Sulla falsa riga dei riconoscimenti per la valorizzazione e della diffusione della lingua italiana nella confederazione, sono state consegnate delle benemerenze e delle medaglie del senato della repubblica italiana a figure di primo piano impegnate nel mondo della scienza, della politica, della scuola e del sociale: Giuliano Alghisi, Claudio Ambrosi, Arnaldo Benini, Maria Rosa Donato, Carlo Schmid.

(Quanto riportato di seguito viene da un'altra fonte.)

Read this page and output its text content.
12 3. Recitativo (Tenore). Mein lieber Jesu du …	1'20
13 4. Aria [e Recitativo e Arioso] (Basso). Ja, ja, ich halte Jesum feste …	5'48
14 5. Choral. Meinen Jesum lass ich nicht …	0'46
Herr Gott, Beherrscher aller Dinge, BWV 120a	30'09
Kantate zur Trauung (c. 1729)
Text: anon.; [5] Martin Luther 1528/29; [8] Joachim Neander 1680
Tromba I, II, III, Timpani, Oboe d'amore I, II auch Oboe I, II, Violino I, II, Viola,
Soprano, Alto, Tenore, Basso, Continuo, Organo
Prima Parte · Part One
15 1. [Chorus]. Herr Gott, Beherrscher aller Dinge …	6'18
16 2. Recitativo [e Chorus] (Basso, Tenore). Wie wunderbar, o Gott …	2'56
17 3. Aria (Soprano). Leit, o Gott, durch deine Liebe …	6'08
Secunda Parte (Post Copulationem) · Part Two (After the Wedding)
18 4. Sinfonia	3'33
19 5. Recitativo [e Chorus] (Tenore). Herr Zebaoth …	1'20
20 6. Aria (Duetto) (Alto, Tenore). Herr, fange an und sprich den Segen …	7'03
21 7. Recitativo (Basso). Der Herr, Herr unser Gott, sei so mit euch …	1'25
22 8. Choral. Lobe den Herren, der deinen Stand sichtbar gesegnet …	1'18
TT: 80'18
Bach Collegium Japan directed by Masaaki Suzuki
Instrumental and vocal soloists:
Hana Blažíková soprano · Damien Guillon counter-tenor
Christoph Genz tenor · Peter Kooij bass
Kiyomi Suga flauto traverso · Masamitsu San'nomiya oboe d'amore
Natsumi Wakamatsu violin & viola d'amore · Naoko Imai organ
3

La sala del Pentorama di Amriswil, che ha ospitato la festa, si è riempita fino all’inverosimile per ascoltare i brani musicali proposti dall’ensemble dell’orchestra del teatro Petruzzelli di Bari, e per seguire lo spettacolo ironico, gaio e gioioso proposto dal cabarettista di origini calabresi Franco Neri sui centocinquant’anni dell’unità d’Italia. Il suo coinvolgente modo di dialogare con il pubblico ha contribuito al successo della festa, che ha avuto una vasta eco in tutta la circoscrizione consolare. La festa ha fatto il miracolo di riunire ancora una volta migliaia di italiani facendo ritornare le lancette del tempo ai periodi eroici, quando bastava poco per divertirsi e per stare assieme. Il comites di San Gallo ha avuto il coraggio di non aver paura di pensare all’allestimento di una festa di popolo per ricordare un appuntamento significativo della storia italiana e lo ha fatto investendo di responsabilità i suoi rappresentanti, le autorità consolari e un folto gruppo instancabile di volontari. Resta la consapevolezza di aver reso un grande servizio all’Italia rinfrancandola dalle vessazioni in cui si è ritrovata negli ultimi tempi.